Categories of Special Interest
In Use As
1830 - 1850
Detached three-bay two-storey over basement sandstone ashlar house, built c. 1845, with Doric portico, and four-bay two-storey over basement side elevations. Now in use as a bishop's palace. Two-storey flat-roofed ancillary structures attached to north side elevation, c. 1960. Hipped slate roof with central valley. Four symmetrical granite chimneystacks with octagonal clay pots. Rendered sprocketed eaves. Profiled cast-iron rainwater goods. Sandstone ashlar faced front and side elevation, and coursed sandstone ashlar rear elevation. Square-headed window openings with sandstone lintels or voussoirs, patent rendered reveals and sills at basement level, sandstone reveals and sills to upper floors with replacement three-over-three and six-over-six timber sash windows. Two Wyatt windows to rear elevation with two-over-two sidelights flanking six-over-six inner sash with timber mullion divisions. Sandstone portico on stepped concrete podium, comprising paired Doric stop fluted columns and piers, with responding pilasters flanking doorcase. Timber doorcase comprising leaded coloured glass sidelights with over panelled timber bases, raised and fielded panelled timber door and tripartite leaded coloured glass overlight. Long tarmacadamed drive through meadow with many mature trees. Quadrant ashlar limestone walls terminating with square-plan limestone ashlar piers with a pair of pedestrian wrought-iron gates flanking matching wrought-iron vehicular gates hanging from inner limestone ashlar piers. Entrance gates adjoin rubble limestone boundary wall.

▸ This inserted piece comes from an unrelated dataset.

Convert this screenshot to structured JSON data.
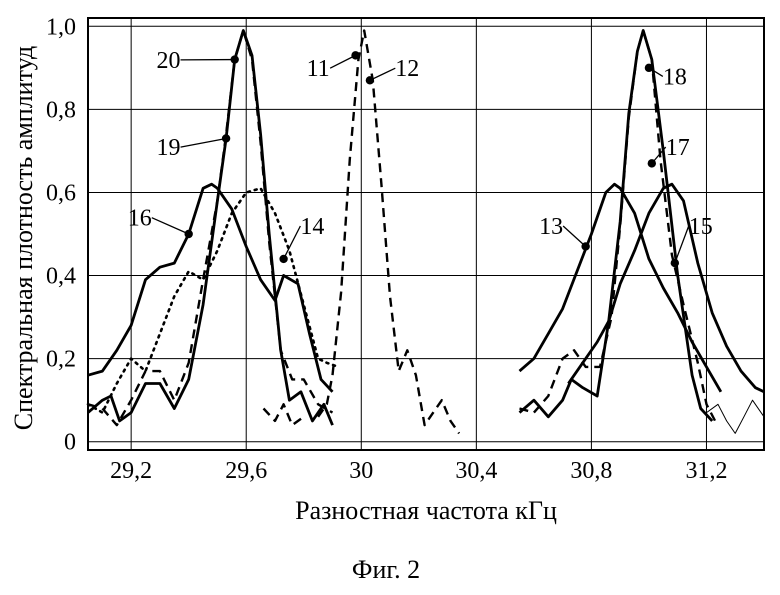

A solid well composed detached house with a symmetrically placed entrance portico. Unusually built of sandstone, this building appears to have been extensively renovated during the twentieth century. It was formerly known as Westfield as identified on the 1872 edition of the Ordnance Survey of Limerick City. With its large landscaped site and long avenue this house forms one among many important examples of Limerick's architectural heritage in the environs of North Circular Road. Existing site diminished from original extent, with curving boundary wall separating terrace of houses facing Ennis Road, on footprint of original walled garden.